Горбачев в это время находился с визитом в Нью-Йорке: генсек готовился выступить с речью в ООН и попытаться наладить диалог с администрацией недавно избранного Джорджа Буша – старшего. Даже если ему докладывали о протестующих неподалеку от его резиденции армянах, он вряд ли тогда мог предположить, что сам вскоре отправится в Армению. Выступление в ООН состоялось уже после землетрясения, но дальнейшую программу поездки – переговоры в Штатах, визиты на Кубу и в Великобританию – пришлось спешно отменять[618]
. Если в Нью-Йорке Горбачева встречали радушием и фанфарами, то в Армении он тут же увяз в этнических, региональных и общегосударственных политических перипетиях.Брежнев, прилетев в 1966 году с Косыгиным в Ташкент, выступил с пламенной речью в самом сердце пострадавшего города. Но поскольку в Армении землетрясение поразило огромную территорию, Горбачев не мог приехать в некий эпицентр, где бы он – в том самом советском духе – мог обратиться к жителям и пообещать, что все разрушенное будет вскоре заново отстроено; вместо этого ему пришлось самолично проехать от одного разрушенного города к другому, чтобы на месте оценить сложившуюся ситуацию. Глава Совмина Н. И. Рыжков прибыл в Армению еще прежде, чем Михаил и Раиса Горбачевы вылетели обратно через Атлантику.
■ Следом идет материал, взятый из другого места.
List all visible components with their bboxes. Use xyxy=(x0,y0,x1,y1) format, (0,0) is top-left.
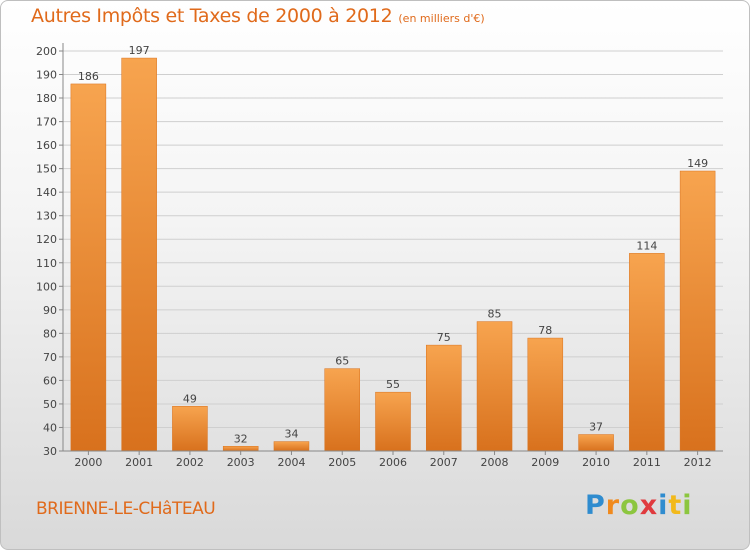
logo-letter: r xyxy=(605,490,621,521)
bar-2008 xyxy=(476,321,513,452)
data-label-2011: 114 xyxy=(636,239,657,252)
data-label-2007: 75 xyxy=(437,331,451,344)
bar-2004 xyxy=(273,441,310,452)
x-tick-label-2004: 2004 xyxy=(277,456,305,469)
bar-2009 xyxy=(527,337,564,452)
y-tick-label: 120 xyxy=(36,233,57,246)
data-label-2009: 78 xyxy=(538,324,552,337)
y-tick-label: 100 xyxy=(36,280,57,293)
y-tick-label: 60 xyxy=(43,374,57,387)
y-tick-label: 70 xyxy=(43,351,57,364)
data-label-2006: 55 xyxy=(386,378,400,391)
y-tick-label: 30 xyxy=(43,445,57,458)
x-tick-label-2000: 2000 xyxy=(74,456,102,469)
data-label-2012: 149 xyxy=(687,157,708,170)
y-tick-label: 130 xyxy=(36,210,57,223)
bar-2002 xyxy=(172,406,208,452)
logo-letter: P xyxy=(585,490,606,521)
data-label-2010: 37 xyxy=(589,421,603,434)
bar-2001 xyxy=(121,57,157,452)
chart-subtitle: (en milliers d'€) xyxy=(398,12,485,25)
data-label-2000: 186 xyxy=(78,70,99,83)
y-tick-label: 140 xyxy=(36,186,57,199)
logo-letter: i xyxy=(682,490,693,521)
bar-2010 xyxy=(578,434,614,452)
y-tick-label: 40 xyxy=(43,421,57,434)
bars: 186 197 49 32 34 65 55 75 85 78 37 114 149 xyxy=(70,44,716,452)
data-label-2008: 85 xyxy=(488,308,502,321)
y-tick-label: 90 xyxy=(43,304,57,317)
x-tick-label-2012: 2012 xyxy=(684,456,712,469)
y-tick-label: 80 xyxy=(43,327,57,340)
logo-letter: o xyxy=(620,490,640,521)
bar-2011 xyxy=(629,253,665,452)
bar-2005 xyxy=(324,368,360,452)
x-tick-label-2007: 2007 xyxy=(430,456,458,469)
x-tick-label-2003: 2003 xyxy=(227,456,255,469)
y-tick-label: 110 xyxy=(36,257,57,270)
data-label-2002: 49 xyxy=(183,392,197,405)
commune-name: BRIENNE-LE-CHâTEAU xyxy=(36,499,216,519)
chart-title-block: Autres Impôts et Taxes de 2000 à 2012 (en… xyxy=(31,5,485,27)
x-tick-label-2010: 2010 xyxy=(582,456,610,469)
proxiti-logo: Proxiti xyxy=(585,490,693,521)
bar-2000 xyxy=(70,83,107,452)
x-tick-label-2002: 2002 xyxy=(176,456,204,469)
y-tick-label: 150 xyxy=(36,163,57,176)
x-tick-label-2009: 2009 xyxy=(531,456,559,469)
logo-letter: x xyxy=(639,490,659,521)
y-tick-label: 180 xyxy=(36,92,57,105)
data-label-2004: 34 xyxy=(284,428,298,441)
data-label-2001: 197 xyxy=(129,44,150,57)
y-tick-label: 160 xyxy=(36,139,57,152)
x-tick-label-2005: 2005 xyxy=(328,456,356,469)
y-tick-label: 200 xyxy=(36,45,57,58)
x-tick-label-2006: 2006 xyxy=(379,456,407,469)
chart-title: Autres Impôts et Taxes de 2000 à 2012 xyxy=(31,5,393,27)
bar-2007 xyxy=(426,344,462,452)
y-tick-label: 170 xyxy=(36,116,57,129)
data-label-2005: 65 xyxy=(335,355,349,368)
bar-2012 xyxy=(679,170,716,452)
bar-2006 xyxy=(375,391,411,452)
x-axis-ticks: 2000 2001 2002 2003 2004 2005 2006 2007 2008 2009… xyxy=(74,451,712,469)
x-tick-label-2008: 2008 xyxy=(481,456,509,469)
y-tick-label: 50 xyxy=(43,398,57,411)
logo-letter: i xyxy=(658,490,669,521)
y-axis-ticks: 30 40 50 60 70 80 90 100 110 120 130 140 150 160 170 18… xyxy=(36,45,63,458)
grid-lines xyxy=(63,50,723,452)
y-tick-label: 190 xyxy=(36,69,57,82)
x-tick-label-2011: 2011 xyxy=(633,456,661,469)
logo-letter: t xyxy=(668,490,683,521)
bar-2003 xyxy=(222,446,259,452)
x-tick-label-2001: 2001 xyxy=(125,456,153,469)
data-label-2003: 32 xyxy=(234,432,248,445)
Отправляясь встречать генсека, Рыжкову пришлось чуть ли не с боем требовать у чиновников вместо кортежа с лимузином выделить «красный “икарус”», более приспособленный для подобных маршрутов [Рыжков 2011: 217]. Еще более усугубляли бедственную ситуацию сразу же начавшиеся проблемы со спасательными мероприятиями. 11 декабря разбился военный самолет Ил-76, перебрасывавший солдат в Ленинакан; в катастрофе погибло семьдесят семь человек[619]
. Спустя еще сутки близ переполненного ереванского аэропорта потерпел крушение садившийся югославский военный борт, везший медикаменты в Спитак[620]. Поскольку Ан-26 ВВС Югославии прежде заходил на посадку в Анкаре, а советский Ил-76 следовал через Азербайджан, тут же поползли слухи о провокации и диверсии (ходил также и другой слух – что русские устроили подземный атомный взрыв, чтобы вызвать мощное землетрясение)[621].